Thanks to Tricia for the photo.

Then we we drove to Saint Savin, about 20 minutes from Montmorillon. It is home to an amazing church and abbey. The restaurant Le Carafus is actually built into the abbey. This turned out to be one of those places that ranks among the best meals ever.

The entree was fois gras, aubergine, and a shiitake mushroom purée. We shared one serving, but certainly could have each had one just fine.

As is often the case on a hot day, I had the steak tartar. This was easily one of the best ever, seasoned just right, and presented beautifully. It came with frites – bien sur. Tricia took the photo and I note that the fries are more in focus than my plate. Personally I think it just an example of Freudian-Slip-Photography as she really likes frites.

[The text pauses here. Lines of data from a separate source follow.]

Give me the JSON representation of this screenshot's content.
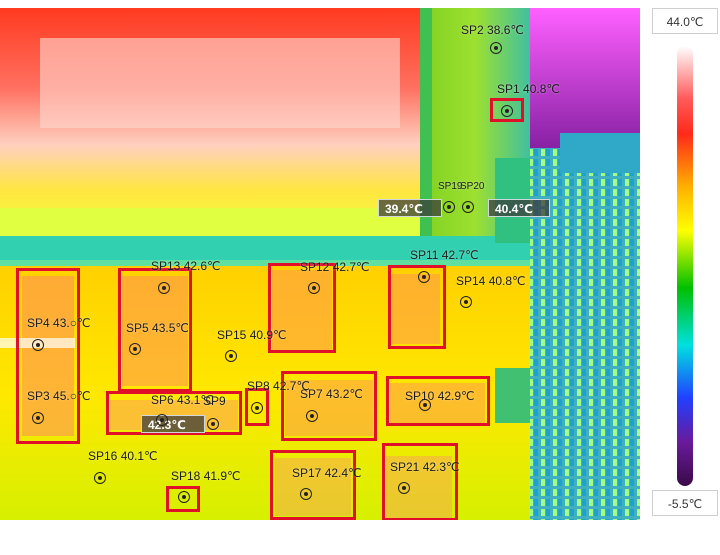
{
  "scale": {
    "max_label": "44.0℃",
    "min_label": "-5.5℃",
    "palette": [
      "#ffffff",
      "#ff5a5a",
      "#ff2a1a",
      "#ffb000",
      "#ffff00",
      "#00c000",
      "#00e0e0",
      "#2040ff",
      "#6a1a9a",
      "#3a0a4a"
    ]
  },
  "readouts": {
    "left": "39.4℃",
    "right": "40.4℃",
    "sp6_box": "42.3℃"
  },
  "spots": [
    {
      "id": "sp1",
      "label": "SP1 40.8℃"
    },
    {
      "id": "sp2",
      "label": "SP2 38.6℃"
    },
    {
      "id": "sp3",
      "label": "SP3 45.○℃"
    },
    {
      "id": "sp4",
      "label": "SP4 43.○℃"
    },
    {
      "id": "sp5",
      "label": "SP5 43.5℃"
    },
    {
      "id": "sp6",
      "label": "SP6 43.1℃"
    },
    {
      "id": "sp7",
      "label": "SP7 43.2℃"
    },
    {
      "id": "sp8",
      "label": "SP8 42.7℃"
    },
    {
      "id": "sp9",
      "label": "SP9"
    },
    {
      "id": "sp10",
      "label": "SP10 42.9℃"
    },
    {
      "id": "sp11",
      "label": "SP11 42.7℃"
    },
    {
      "id": "sp12",
      "label": "SP12 42.7℃"
    },
    {
      "id": "sp13",
      "label": "SP13 42.6℃"
    },
    {
      "id": "sp14",
      "label": "SP14 40.8℃"
    },
    {
      "id": "sp15",
      "label": "SP15 40.9℃"
    },
    {
      "id": "sp16",
      "label": "SP16 40.1℃"
    },
    {
      "id": "sp17",
      "label": "SP17 42.4℃"
    },
    {
      "id": "sp18",
      "label": "SP18 41.9℃"
    },
    {
      "id": "sp19",
      "label": "SP19"
    },
    {
      "id": "sp20",
      "label": "SP20"
    },
    {
      "id": "sp21",
      "label": "SP21 42.3℃"
    }
  ]
}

One afternoon we stopped at Salon De The. I had a peach milkshake, French style, not Baskin & Robbins. I also had carrot cake which was about as moist as I have ever had. We sat outside on the terrace, with the ancient church looming overhead. I know Jesus used bread and wine, and I get the symbolism, but this cake and shake was quite a celebration.

Our next stop was Carcassonne, to visit one of the largest walled cities in Europe, and what a place it is. Cassoulet is the regional food. Carcassonne, along with Toulouse, and Castelnaudary argue viciously over what is the proper mix of ingredients – lamb and sausage always playing star roles – but the real star is the creamy white beans. Most say that the dish was invented in Castelnaudary.

After another day with a bit of driving we were hungry, and since our hotel was across the street from the Castle we headed there for food. Of course it was mid-afternoon again so we had limited choice, yet found a place open and they had cassoulet. How can you go wrong with sausage and lamb?

We rarely go out for dinner in the evening, we prefer an elegant lunch, then we have cheese and wine for dinner, with baguette. But, we stumbled across Chez Christine, thankfully Tricia was game to have a dinner out, even though we had already had a decent lunch. I am so glad we did.

Smoked trout, with a cucumber sauce, and salmon eggs for an entree. Then I had the most delicious and tender lamb along with thin slices of roasted aubergine. Of course i finished it of with un café. Tricia had pasta with more morels than both of us could eat.

Last night I had a burger, yep a burger. The first one I had in France a year ago was quite a disappointment, then I had a couple from Buffalo Grill that were passable by American standards, but this one was great. It had Camembert cheese, how could you go wrong. I picked it up and ate it with my hands, American style – the French eat their burgers with a knife and fork, somehow it just does not seem right.

So our trip is off to a good start. We are in Arles now, sitting on the terrace of our BnB. We stopped to have lunch with a friend in Olonzac along the way. We got there early enough to catch the market, so we are quite stocked up on cheese, olives, fruit, and other necessities.

I hope you are enjoying fall, and taking some time to wander and eat.